An event commemorating the project was hosted by Silicon Valley Robotics at Highway 1 last night, featuring guest talks by Evans and Steve Cousins, who helped Evans to co-found the project while he was CEO at Willow Garage. Steve Cousins is now the CEO of Savioke, a service and elder care robotics startup.
Henry spoke via BEAM telepresence device from Suitable Technologies. And some of the audience also attended via BEAM. Henry has also given TED talks via BEAM, and we were lucky enough to hear his new talk, which introduces ‘tele-tourism’ (no more spoilers) and describes the wide range of robotics or smart hardware solutions that Henry has inspired roboticists to build for him.
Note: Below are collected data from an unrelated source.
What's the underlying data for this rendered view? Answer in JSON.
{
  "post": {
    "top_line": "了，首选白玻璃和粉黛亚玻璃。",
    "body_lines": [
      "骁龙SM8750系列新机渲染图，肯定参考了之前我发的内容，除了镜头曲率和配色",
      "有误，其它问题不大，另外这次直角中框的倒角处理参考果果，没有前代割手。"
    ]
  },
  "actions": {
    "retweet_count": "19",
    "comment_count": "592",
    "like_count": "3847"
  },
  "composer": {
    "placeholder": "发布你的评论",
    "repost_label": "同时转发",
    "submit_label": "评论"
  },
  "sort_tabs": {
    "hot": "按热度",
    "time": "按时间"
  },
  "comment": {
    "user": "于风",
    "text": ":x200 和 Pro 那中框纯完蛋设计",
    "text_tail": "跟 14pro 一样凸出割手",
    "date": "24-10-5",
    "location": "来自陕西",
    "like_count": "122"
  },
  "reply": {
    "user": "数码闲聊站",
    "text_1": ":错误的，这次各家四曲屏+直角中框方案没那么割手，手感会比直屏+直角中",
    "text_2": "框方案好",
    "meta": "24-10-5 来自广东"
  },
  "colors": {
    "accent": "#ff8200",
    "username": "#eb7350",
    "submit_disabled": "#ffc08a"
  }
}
The original Robots For Humanity project involved using a PR2 to help Henry shave himself and scratch itches. But it’s not realistic to have a $400,000 robot in the house to scratch your nose, especially given the size of the robot! Since then, Henry has got a much simpler ‘Scratchbot’. He has also taken to flying drones and working with FXPAL, the Fuji Xerox multimedia research group on the Polly project.
Polly is a wearable telepresence device, consisting of a smartphone on a stabilized gimbal. The viewing angle can be adjusted via remote control. The device can be carried by hand or on shoulder or perched on surfaces. The presence of a human operator allows for more social interaction in the telepresence experience.
The audience was inspired by the event and I don’t want to ruin the TED talk by saying anymore. But Henry still has plenty of suggestions for research projects that he’d like to see in his life and many of them are ‘simple’ things. Things like being able to control an automated bed with an eye tracking interface, not a remote control. Or to use a head mounted pointer to turn lights on and off.
These are simple things with a very big impact. And sometimes they are expensive things to build, but the impact that they have is priceless.
“If you want something, you look for options. If you don’t want it, you look for excuses.” – Henry Evans
Evans also summed it up nicely in a video that is posted on the Robots for Humanity website: “It’s up to all of us to decide how we want robotics to be used – for good or for evil, for replacing people or for making people better.”